The principal components of ROA are:

a. Total Interest Income Less Total Interest Expense divided by Total Assets, measuring a
bank's success at intermediating funds between borrowers and lenders;

b. Provision for Loan Losses divided by Total Assets which measures management's ability
to control loan losses and manage a bank's tax exposure;

c. Noninterest Income less Noninterest Expenses divided by Total Assets, which indicates the
ability of management to control salaries and wages, other noninterest costs and generate the
income;

d. Net Income Before Taxes divided by Total Assets, which measures operating efficiency
and expense control; and

e. Applicable Taxes divided by Total Assets, which is an index of tax management


effectiveness.

6-16. To what different kinds of risk are banks and their financial-service competitors
subjected today?

a. Credit Risk - the probability that the loans and securities the bank holds will not pay out as
promised.

b. Liquidity Risk - the probability that the bank will not have sufficient cash on hand in the
volume needed precisely when cash demands arise.

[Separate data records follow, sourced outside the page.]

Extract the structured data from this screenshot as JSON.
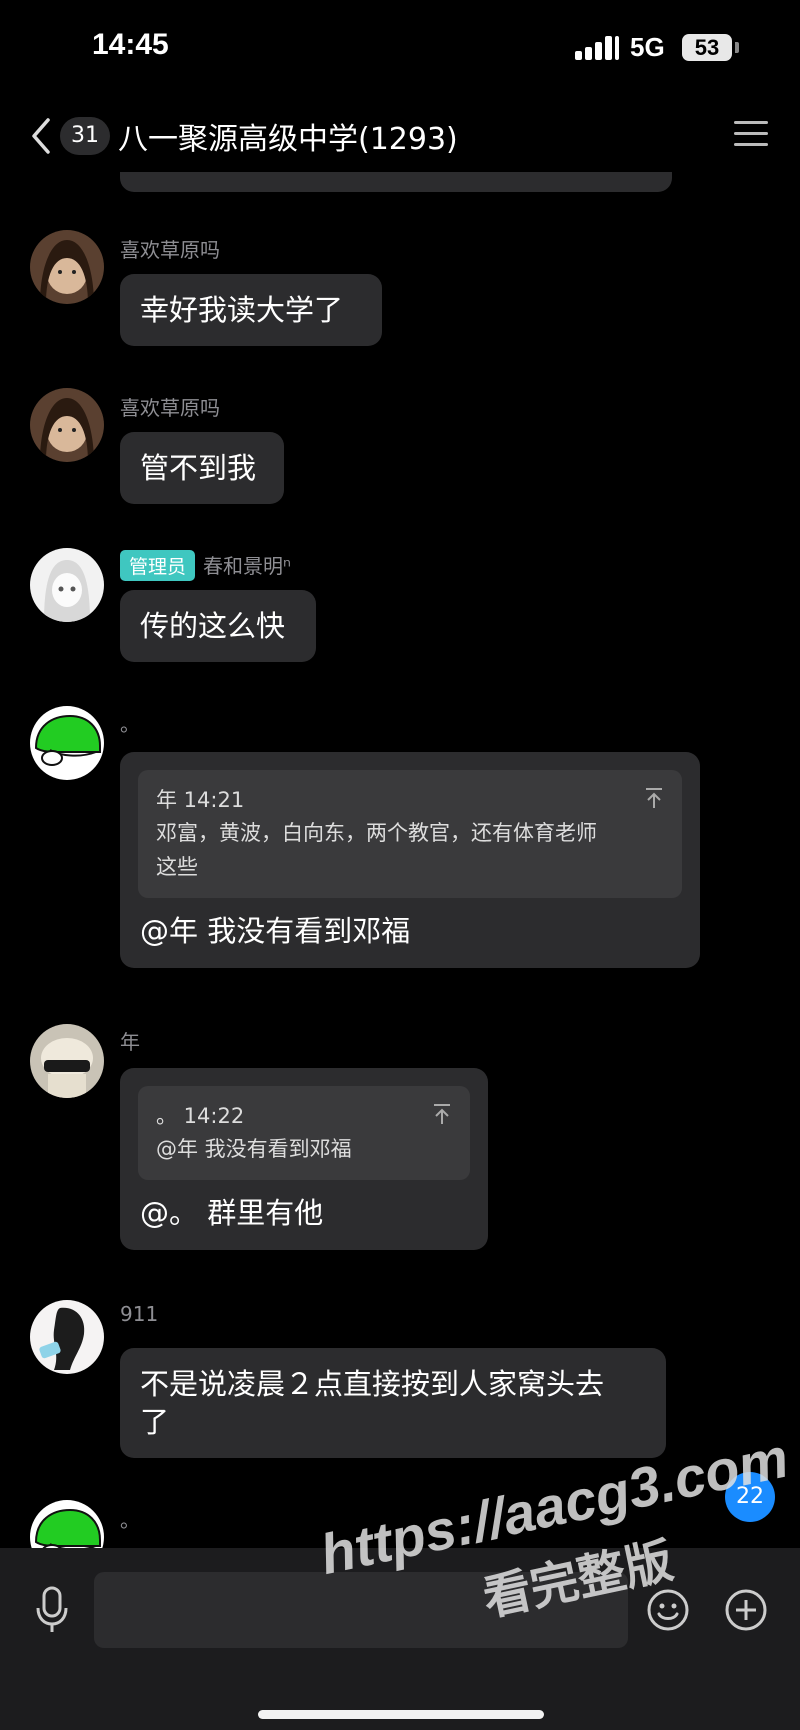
{
  "status_bar": {
    "time": "14:45",
    "network": "5G",
    "battery": "53"
  },
  "header": {
    "unread_count": "31",
    "title": "八一聚源高级中学(1293)"
  },
  "messages": [
    {
      "sender": "喜欢草原吗",
      "text": "幸好我读大学了"
    },
    {
      "sender": "喜欢草原吗",
      "text": "管不到我"
    },
    {
      "badge": "管理员",
      "sender": "春和景明ⁿ",
      "text": "传的这么快"
    },
    {
      "sender": "。",
      "quote": {
        "author_time": "年 14:21",
        "lines": [
          "邓富，黄波，白向东，两个教官，还有体育老师",
          "这些"
        ]
      },
      "text": "@年 我没有看到邓福"
    },
    {
      "sender": "年",
      "quote": {
        "author_time": "。 14:22",
        "lines": [
          "@年 我没有看到邓福"
        ]
      },
      "text": "@。 群里有他"
    },
    {
      "sender": "911",
      "text_lines": [
        "不是说凌晨２点直接按到人家窝头去",
        "了"
      ]
    },
    {
      "sender": "。"
    }
  ],
  "floating_unread": "22",
  "input": {
    "placeholder": ""
  },
  "watermark": {
    "url": "https://aacg3.com",
    "caption": "看完整版"
  },
  "colors": {
    "background": "#000000",
    "bubble": "#2c2c2e",
    "admin_badge": "#3fc7c0",
    "unread_badge": "#1a8cff"
  }
}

c. Market Risk - the probability that the market value of assets held by the bank will decline
due to falling market prices.

d. Price Risk – the probability or possibility that the value of bond portfolios and
stockholders’ equity may decline due to market prices movement against the financial firm.

e. Interest-Rate Risk - the possibility or probability that the interest rates will change,
subjecting the bank to lower profits or a lower value for the firm’s capital.

f. Foreign Exchange and Sovereign Risk – the uncertainty that due to fluctuation in currency
prices, assets denominated in foreign currencies may fall, forcing the written down of these
assets on its Balance Sheet.
g. Off-Balance-Sheet Risk – the probability that the volume of off-balance-sheet
commitments far exceeds the volume of conventional assets.

h. Operational Risk – the uncertainly regarding a financial firm’s earnings due to failures in
computer systems, employee misconduct, floods, lightening strikes and other similar events.

i. Legal and Compliance Risk – the uncertainty regarding a financial firm’s earnings due to
actions taken by our legal system or due to a violation of rules and regulations.

j. Reputation Risk – the uncertainty due to public opinion or the variability in earnings due to
positive or negative publicity about the financial firm.

k. Strategic Risk – the uncertainty in earnings due to adverse business decisions, lack of
responsiveness to industry changes and other poor decisions by management.

k. Capital Risk – the risk that the value of the assets will decline below the value of the
liabilities. All of the other risks listed above can affect earnings and the value of the assets
and liabilities and therefore can have an effect on the capital position of the firm.

6-17. What items on a bank's balance sheet and income statement can be used to measure its
risk exposure? To what other financial institutions do these risk measures seem to apply?

There are several alternative measures of risk in banking and financial service firms. Capital
risk is often measured by bank capital ratios, such as the ratio of total capital to total assets or
total capital to risk assets. Credit risk can be tracked by such ratios as net loan losses to total
loans or relative to total capital. Liquidity risk can be followed by using such ratios as cash
assets to total assets or by total loans to total assets. Interest-rate risk may be indicated by
such ratios as interest-sensitive liabilities to interest-sensitive assets or the ratio of money-
market borrowings to money-market assets.

These risk measures also applies to those nonbank financial institutions that are private, profit
making corporations, including stockholder-owned thrift institutions, insurance companies,
finance and credit-card companies, security broker and dealer firms, and mutual funds.